Nov. 29th, 2006 06:51 pm
livingdeb: (Default)
Today I hung out a lot with college academic counselors. One brought up the situation where a student comes into your office after having just figured out, that very day, that their high school had failed them.

I know someone this happened to.

Actually, it happened to me, too, but not in college. It happened in the third grade when I moved from an easier school to a harder school. I had been learning the cursive alphabet, one letter at a time, and had gotten through “p.” In the new school, all work was already being done in cursive. And in ink (for everything but math)! Fortunately, I had been working on my own in a workbook and knew all the other letters, but I did not yet know that you were supposed to connect letters in the same word.

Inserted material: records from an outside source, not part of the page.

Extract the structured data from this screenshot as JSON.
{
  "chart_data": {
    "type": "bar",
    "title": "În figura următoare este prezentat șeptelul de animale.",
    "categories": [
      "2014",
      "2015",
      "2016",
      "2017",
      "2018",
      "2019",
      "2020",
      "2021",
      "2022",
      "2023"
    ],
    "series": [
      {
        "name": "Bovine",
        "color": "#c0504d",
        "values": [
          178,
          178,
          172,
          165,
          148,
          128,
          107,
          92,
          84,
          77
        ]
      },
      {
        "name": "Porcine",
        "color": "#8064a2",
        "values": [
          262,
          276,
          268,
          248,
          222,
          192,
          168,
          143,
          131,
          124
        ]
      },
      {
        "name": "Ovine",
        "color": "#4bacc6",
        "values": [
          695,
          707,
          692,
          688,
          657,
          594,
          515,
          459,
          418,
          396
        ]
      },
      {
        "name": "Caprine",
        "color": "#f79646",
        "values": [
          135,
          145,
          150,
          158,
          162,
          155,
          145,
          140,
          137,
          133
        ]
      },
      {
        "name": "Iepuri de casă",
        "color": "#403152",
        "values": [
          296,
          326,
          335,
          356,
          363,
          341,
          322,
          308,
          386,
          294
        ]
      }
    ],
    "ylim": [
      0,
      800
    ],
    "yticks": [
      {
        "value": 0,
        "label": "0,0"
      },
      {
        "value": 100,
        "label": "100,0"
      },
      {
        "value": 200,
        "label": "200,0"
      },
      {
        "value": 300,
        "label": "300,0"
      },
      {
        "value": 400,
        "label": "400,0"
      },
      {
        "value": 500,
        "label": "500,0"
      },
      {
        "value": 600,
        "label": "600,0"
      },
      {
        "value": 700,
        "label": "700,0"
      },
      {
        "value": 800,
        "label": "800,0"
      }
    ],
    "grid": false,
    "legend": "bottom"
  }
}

I also was forced into long division prematurely. I remember lying on the hotel bed (we didn't have an apartment yet) with my mom trying to teach me.

And it happened again in science in the eighth grade. My new school was in a district where everyone had a science fair every year starting with kindergarten. And I had barely had any science classes. My seventh grade school was awesome, but even they weren't big on science. I did have anatomy and physiology, but that was an elective.

And when I went to the science fair, I couldn't even understand the titles of some of the science projects, let alone imagine how anyone could have come up with the idea or followed it through. Someone made a cloud in a jar. How do you even get the idea that you can make a cloud yourself?

I learned much later that they often got their ideas from their parents or other similar sources. After all, I went to school in the same school as kids whose parents worked at NASA.

But I never thought of it as my earlier schools having “failed me.” It sounds so dramatic, stated like that.

I don't know what the advice was. I can imagine some of the options. Getting tutoring. Finding a mentor. Dropping a course and backing up and taking a preparatory one.

**

I finished The End, the last book in the “Series of Unfortunate Events.” I loved one of the new characters, but even she failed me in the end. R. said this is common in this series, and of course it is.

All I am going to say is that not enough was explained in my opinion. As my sister said, there is room for more books. But I feel the way I did with “Twin Peaks” and am no longer willing to be strung along.

Perhaps more was explained between the lines than I noticed. And the author did try to explain a lot with a single word. But you know what? If he wouldn't have wasted so much time blathering about semantics and spewing long lists of nouns, he would have had more room in his gigantic book to explain things with actual paragraphs and perhaps even chapters.